Bei Mikrobiomstudien sollten alle Anstrengungen unternommen werden, um die Auswirkungen von Verunreinigungen zu minimieren. Mikrobielle DNA ist buchstäblich überall (selbst wenn die Mikroben tot sind, ist ihre DNA noch vorhanden), und die derzeitigen DNA-Sequenzierungstechnologien können nur sehr geringe Mengen davon nachweisen (wie in Teil 1 erläutert). Daher müssen die Studien nicht nur die geeigneten Versuchsgruppen umfassen (z. B. Schweine derselben Partie, die entweder mit Antibiotika behandelt wurden oder nicht, die dasselbe Futter erhielten usw.), sondern auch die geeigneten technischen Kontrollen (leere Sammelröhrchen, Sequenzierungskits ohne Proben), um Verunreinigungen zu erkennen und aus den Analysen auszuschließen. Wenn diese in der Studie nicht offengelegt werden, könnten die Schlussfolgerungen fehlerhaft sein.
Schritt 3 – Biologische Signifikanz und jenseits des P-Wertes (oder: Hat dies die Tiere wirklich beeinflusst?)
Es ist relativ einfach, die Struktur einer mikrobiellen Gemeinschaft zu stören. Die Darmmikrobiota reagiert zum Beispiel empfindlich auf Veränderungen in der Ernährung, im Lebensraum und auf Antibiotika. Eingriffe können leicht zu bedeutenden Veränderungen in der Zusammensetzung der mikrobiellen Gemeinschaft (sowohl der Alpha- als auch der Beta-Diversität) führen. In den letzten Jahrzehnten wurden sehr wichtige Arbeiten durchgeführt, um dies zu bestätigen. Entscheidend ist jedoch der Nachweis der biologischen Bedeutung. Ein großer Teil der „Arbeit“, die Mikroben verrichten, ist überflüssig. So können beispielsweise viele Mitglieder der Darmmikrobiota die gleichen kurzkettigen Fettsäuren produzieren. Daher sind Veränderungen in der Zusammensetzung der mikrobiellen Gemeinschaft (oder „was da ist“) wahrscheinlich weniger wichtig als das, was sie tun. Es ist wichtig, nach indirekten Beweisen dafür zu suchen, dass letzteres durch die Intervention beeinflusst wurde, und das kann auf unterschiedliche Weise geschehen: mit der Wachstumsrate, der Widerstandsfähigkeit gegen Krankheiten oder der Darmbarrierefunktion. Dies hängt von der jeweiligen Studie ab, sollte aber benannt werden.

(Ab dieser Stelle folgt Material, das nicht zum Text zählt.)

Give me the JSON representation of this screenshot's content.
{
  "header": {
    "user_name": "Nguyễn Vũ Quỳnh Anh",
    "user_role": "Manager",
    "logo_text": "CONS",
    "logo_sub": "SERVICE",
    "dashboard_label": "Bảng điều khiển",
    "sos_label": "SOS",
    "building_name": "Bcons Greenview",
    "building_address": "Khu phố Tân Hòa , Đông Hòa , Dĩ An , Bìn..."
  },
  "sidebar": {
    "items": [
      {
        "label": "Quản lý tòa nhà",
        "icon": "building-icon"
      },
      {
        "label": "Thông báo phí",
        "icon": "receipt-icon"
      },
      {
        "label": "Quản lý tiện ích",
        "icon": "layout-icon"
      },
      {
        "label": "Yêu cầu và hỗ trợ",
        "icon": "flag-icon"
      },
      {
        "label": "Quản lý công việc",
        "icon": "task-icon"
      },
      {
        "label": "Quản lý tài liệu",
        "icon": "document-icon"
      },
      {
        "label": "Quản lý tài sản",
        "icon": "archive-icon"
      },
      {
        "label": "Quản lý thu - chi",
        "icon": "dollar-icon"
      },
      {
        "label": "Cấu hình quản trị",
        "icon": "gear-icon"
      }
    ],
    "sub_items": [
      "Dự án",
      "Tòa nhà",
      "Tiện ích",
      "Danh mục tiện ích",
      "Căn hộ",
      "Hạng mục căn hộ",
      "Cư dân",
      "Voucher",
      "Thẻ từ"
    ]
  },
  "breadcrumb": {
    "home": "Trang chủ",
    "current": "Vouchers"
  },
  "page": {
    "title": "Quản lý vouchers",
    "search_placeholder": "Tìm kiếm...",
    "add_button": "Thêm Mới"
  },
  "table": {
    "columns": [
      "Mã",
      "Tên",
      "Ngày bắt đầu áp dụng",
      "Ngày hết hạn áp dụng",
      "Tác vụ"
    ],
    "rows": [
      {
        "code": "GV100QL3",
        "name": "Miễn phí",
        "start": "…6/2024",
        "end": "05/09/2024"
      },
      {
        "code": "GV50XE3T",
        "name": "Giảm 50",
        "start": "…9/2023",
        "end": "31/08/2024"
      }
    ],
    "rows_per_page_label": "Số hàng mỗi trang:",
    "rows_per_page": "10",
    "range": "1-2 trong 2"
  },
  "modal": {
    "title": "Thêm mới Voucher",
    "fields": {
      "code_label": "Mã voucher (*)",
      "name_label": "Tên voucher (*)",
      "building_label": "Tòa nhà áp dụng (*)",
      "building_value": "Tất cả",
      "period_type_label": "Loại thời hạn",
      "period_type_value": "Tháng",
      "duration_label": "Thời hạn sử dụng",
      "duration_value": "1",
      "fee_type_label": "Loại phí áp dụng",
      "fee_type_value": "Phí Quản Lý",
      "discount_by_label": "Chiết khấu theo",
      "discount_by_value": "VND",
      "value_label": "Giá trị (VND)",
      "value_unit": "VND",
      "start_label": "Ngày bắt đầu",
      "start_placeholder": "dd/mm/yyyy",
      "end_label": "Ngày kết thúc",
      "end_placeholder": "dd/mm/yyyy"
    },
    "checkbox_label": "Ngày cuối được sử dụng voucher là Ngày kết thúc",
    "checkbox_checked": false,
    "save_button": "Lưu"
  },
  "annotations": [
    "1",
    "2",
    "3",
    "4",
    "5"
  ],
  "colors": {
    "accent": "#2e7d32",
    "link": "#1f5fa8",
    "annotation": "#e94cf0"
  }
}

Wie bei jeder anderen Spitzentechnologie können einige wichtige Aspekte bei der Übertragung der Forschungsergebnisse vom Labor auf den Betrieb verloren gehen. In dem Maße, wie die Mikrobiom-Modulation und ihre Anwendungen in der Schweineproduktion klarer werden, sollten wir neue Strategien zur Steigerung der Leistung und der Widerstandsfähigkeit gegen Krankheiten sehen.